Hence, $u(\sigma)=f(\mathbb n)$

*Hence we have $u(x,t)=f(xe^{-t})$

 A: If you'll abide the strangeness of it, group theory (Lie theory) provides an answer.  Use this stretching group:
$$
G(x,t,u)=(\lambda x,\lambda^\beta t, \lambda^\alpha u)\lambda_o=1
$$$\lambda_o=1$ is the unit transformation without which no group is complete.  Plug these transformed variables into the equation and you get
$$
\lambda x \frac{\lambda^\alpha \partial u}{\lambda \partial x}+\frac{\lambda^\alpha \partial u}{\lambda^\beta \partial t}=0
$$Here you can see, for invariance to this group to exist, $\alpha=\alpha -\beta$.  Therefore, $\beta =0$ and $\alpha$ can be any value, so we'll leave it as a variable.  Since
$$
\lambda^\alpha u(x,t)=u(\lambda x,y)
$$we can take the partial derivative of both sides w.r.t. $\lambda$ and set $\lambda =\lambda_o =1$ to get
$$
\alpha u=xu_x+0u_t
$$The characteristic equation is 
$$
\frac{du}{\alpha u}=\frac{dx}{x}=\frac{dt}{0}
$$Two independent integrals are $\frac{u}{x^\alpha}$ and $t$.  These are, in fact, stabilizers of the transformation group, and according to Sophus Lie they form an embedded manifold within your solution manifold.  Hence, the most general solution to your PDE is to take one stabilizer and set it equal to a function of the other.  This results in
$$
u=x^\alpha f(t)
$$Now we take partial derivatives.
$$
u_x=\alpha x^{\alpha -1}f
$$
$$
u_t=x^\alpha f_t
$$Plugging these back into the PDE, we arrive at
$$
\alpha x^\alpha f+x^\alpha f_t=0
$$The x-terms drop out (as they must, else you are in error) and the equation simplifies to 
$$
\frac{f_t}{f}=-\alpha
$$Here comes your exponential term.
$$
\frac{d}{dt}ln(f)=-\alpha
$$
$$
ln(f)=-\alpha t+C\rightarrow f=Ce^{-\alpha t}
$$Since $u=x^\alpha f(t)$, we have arrived at your answer.
$$
u=C(xe^{-t})^\alpha
$$The only reason this works is because an infinite continuous group (in this case an infinite cyclic group) preserves the structure of any smooth manifold to which it is invariant.  An entire family of groups where $x'=\lambda x$, $t'=t$ and $u'=\lambda^\alpha u$ is invariant to your PDE, a very high degree of symmetry.   
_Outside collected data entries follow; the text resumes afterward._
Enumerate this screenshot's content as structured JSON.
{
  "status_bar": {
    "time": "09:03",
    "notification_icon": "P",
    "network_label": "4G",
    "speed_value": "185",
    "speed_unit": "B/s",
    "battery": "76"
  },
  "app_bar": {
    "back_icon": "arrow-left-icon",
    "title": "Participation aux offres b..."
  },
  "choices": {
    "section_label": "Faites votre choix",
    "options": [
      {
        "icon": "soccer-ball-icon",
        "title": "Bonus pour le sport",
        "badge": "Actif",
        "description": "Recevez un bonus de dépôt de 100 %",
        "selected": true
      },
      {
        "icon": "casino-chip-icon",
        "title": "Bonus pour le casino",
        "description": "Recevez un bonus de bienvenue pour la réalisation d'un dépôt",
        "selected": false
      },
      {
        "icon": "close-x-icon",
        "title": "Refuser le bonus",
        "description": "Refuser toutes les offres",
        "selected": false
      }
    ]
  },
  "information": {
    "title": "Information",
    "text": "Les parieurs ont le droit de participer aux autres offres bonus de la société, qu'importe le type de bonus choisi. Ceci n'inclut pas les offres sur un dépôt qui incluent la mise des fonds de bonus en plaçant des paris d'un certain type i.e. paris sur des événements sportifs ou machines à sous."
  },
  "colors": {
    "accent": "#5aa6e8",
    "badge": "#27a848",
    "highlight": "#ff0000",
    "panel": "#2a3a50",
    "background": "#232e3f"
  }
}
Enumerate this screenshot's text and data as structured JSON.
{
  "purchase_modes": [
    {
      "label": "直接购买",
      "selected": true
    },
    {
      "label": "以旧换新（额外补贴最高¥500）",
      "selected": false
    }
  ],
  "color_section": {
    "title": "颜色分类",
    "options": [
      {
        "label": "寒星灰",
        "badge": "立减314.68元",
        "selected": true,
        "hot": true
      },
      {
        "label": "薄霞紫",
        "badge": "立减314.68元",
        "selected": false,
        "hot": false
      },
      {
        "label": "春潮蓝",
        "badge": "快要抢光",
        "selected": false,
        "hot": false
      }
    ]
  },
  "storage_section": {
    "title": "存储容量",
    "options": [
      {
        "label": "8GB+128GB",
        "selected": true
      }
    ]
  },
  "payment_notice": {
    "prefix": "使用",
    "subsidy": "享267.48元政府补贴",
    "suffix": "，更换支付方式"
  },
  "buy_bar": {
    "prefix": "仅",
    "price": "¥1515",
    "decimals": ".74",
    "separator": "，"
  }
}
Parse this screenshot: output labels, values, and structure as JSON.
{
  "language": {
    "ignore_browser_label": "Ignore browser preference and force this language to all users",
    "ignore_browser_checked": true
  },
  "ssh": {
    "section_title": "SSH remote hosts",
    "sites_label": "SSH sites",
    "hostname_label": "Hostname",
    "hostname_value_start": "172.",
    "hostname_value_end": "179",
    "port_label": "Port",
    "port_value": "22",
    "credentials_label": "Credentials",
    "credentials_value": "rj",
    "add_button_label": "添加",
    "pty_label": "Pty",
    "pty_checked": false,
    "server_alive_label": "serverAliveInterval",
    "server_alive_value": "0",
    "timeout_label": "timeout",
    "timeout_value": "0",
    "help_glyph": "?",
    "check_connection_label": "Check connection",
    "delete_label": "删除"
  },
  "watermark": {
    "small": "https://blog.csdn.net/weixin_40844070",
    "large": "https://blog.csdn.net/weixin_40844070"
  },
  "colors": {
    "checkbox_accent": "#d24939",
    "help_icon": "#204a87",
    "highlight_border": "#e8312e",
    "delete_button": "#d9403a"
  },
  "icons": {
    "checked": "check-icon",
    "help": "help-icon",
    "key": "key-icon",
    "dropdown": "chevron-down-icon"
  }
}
A: You're solving the initial value problem:
$$ \dfrac{\partial}{\partial \sigma} x(\sigma,n) = x(\sigma,n),\ x(0,n) = n $$
The variable $n$ is not important here:  this is just the ordinary differential equation 
$$ \dfrac{d}{d\sigma} x = x, \ x(0) = n$$
You do remember how to solve constant-coefficient first-order linear equations, don't you?